JUSTIÇA TRIBUTÁRIA

A administração tributária e seus cadáveres insepultos

Autor

  • Raul Haidar

    é jornalista e advogado tributarista ex-presidente do Tribunal de Ética e Disciplina da OAB-SP e integrante do Conselho Editorial da revista ConJur.

2 de dezembro de 2013, 10h57

Qualquer pessoa que resolva encerrar as atividades de sua empresa passa por verdadeiro martírio nos labirintos da burocracia tributária. As repetidas promessas de desburocratização em todos os níveis governamentais até aqui não passam disso: promessas, promessas e nada mais.

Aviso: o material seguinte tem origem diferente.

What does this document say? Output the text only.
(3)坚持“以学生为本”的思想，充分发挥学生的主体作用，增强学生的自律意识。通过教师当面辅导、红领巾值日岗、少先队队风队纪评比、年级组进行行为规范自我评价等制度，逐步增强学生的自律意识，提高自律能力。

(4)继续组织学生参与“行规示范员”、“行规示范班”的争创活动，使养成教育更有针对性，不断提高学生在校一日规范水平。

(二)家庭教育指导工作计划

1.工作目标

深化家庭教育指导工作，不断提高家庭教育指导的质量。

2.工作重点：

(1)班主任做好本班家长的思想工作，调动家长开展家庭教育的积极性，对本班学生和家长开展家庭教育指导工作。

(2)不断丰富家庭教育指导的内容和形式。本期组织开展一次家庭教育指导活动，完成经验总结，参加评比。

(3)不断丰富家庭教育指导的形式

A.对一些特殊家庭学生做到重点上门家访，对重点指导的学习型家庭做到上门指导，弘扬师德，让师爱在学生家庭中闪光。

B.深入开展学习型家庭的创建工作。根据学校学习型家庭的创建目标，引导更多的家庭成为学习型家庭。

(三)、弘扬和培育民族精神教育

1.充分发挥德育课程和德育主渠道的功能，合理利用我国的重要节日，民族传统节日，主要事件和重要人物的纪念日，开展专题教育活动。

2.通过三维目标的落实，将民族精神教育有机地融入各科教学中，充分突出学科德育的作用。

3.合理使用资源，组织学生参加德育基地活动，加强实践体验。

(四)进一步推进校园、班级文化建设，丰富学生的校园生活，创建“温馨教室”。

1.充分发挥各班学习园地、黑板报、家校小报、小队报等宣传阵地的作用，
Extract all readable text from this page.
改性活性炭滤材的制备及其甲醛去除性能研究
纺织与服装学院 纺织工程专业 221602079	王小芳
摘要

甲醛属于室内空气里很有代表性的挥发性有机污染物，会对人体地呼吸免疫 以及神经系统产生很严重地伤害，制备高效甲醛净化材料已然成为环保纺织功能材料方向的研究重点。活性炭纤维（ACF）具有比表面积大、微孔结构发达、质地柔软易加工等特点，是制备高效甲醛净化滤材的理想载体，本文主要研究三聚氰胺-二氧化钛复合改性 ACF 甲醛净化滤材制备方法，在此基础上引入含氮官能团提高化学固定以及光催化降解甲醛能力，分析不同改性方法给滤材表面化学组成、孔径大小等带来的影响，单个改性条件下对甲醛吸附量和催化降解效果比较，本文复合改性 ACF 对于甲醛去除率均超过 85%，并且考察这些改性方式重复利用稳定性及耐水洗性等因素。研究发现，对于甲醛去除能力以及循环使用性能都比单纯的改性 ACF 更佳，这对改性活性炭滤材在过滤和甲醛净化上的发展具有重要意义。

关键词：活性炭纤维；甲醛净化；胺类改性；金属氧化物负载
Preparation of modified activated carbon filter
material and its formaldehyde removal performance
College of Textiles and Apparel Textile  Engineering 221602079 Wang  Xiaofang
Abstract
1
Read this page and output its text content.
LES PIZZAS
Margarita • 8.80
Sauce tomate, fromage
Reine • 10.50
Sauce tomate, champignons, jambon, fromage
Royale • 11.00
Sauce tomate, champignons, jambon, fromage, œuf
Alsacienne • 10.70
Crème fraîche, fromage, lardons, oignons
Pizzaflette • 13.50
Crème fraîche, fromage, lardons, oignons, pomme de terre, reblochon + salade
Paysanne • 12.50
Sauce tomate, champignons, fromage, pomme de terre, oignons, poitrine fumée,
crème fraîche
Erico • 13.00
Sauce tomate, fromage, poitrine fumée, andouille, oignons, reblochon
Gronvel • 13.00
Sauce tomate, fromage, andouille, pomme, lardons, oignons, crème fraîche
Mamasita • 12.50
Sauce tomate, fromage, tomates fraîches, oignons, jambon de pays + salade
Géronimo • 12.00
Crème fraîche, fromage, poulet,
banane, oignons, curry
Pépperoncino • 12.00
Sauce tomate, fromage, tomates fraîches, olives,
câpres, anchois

Ao que parece o governo federal faz mais um esforço para atenuar esses problemas, estudando novas medidas para facilitar a abertura de novos empreendimentos, o que é muito bom, ante a necessidade de incentivar os que desejam investir no país. Até aí, nossas autoridades merecem um voto de confiança e esperemos que a coisa ande.

Mas um problema que poderia ser resolvido de maneira mais simples e acaba fazendo muita gente perder o sono é a baixa da empresa nas diversas repartições onde esteja inscrita. Isso não deveria existir, especialmente para as micro e pequenas empresas, se fosse obedecida a Lei Complementar 123/2011. Vê-se, pois, que não precisamos de novas leis, mas sim que se cumpra a existente.

Para citarmos exemplo recente: uma microempresa comercial,  sediada na Capital,  encerrou suas atividades e fez seu distrato em 24/5/2011, o qual  foi arquivado em 10/06/2011, ou seja, menos de um mês depois.Assim, no Registro do Comércio consta que ela encerrou suas atividades nessa data. Se o contrato original é sua certidão de  nascimento, o distrato atesta seu óbito.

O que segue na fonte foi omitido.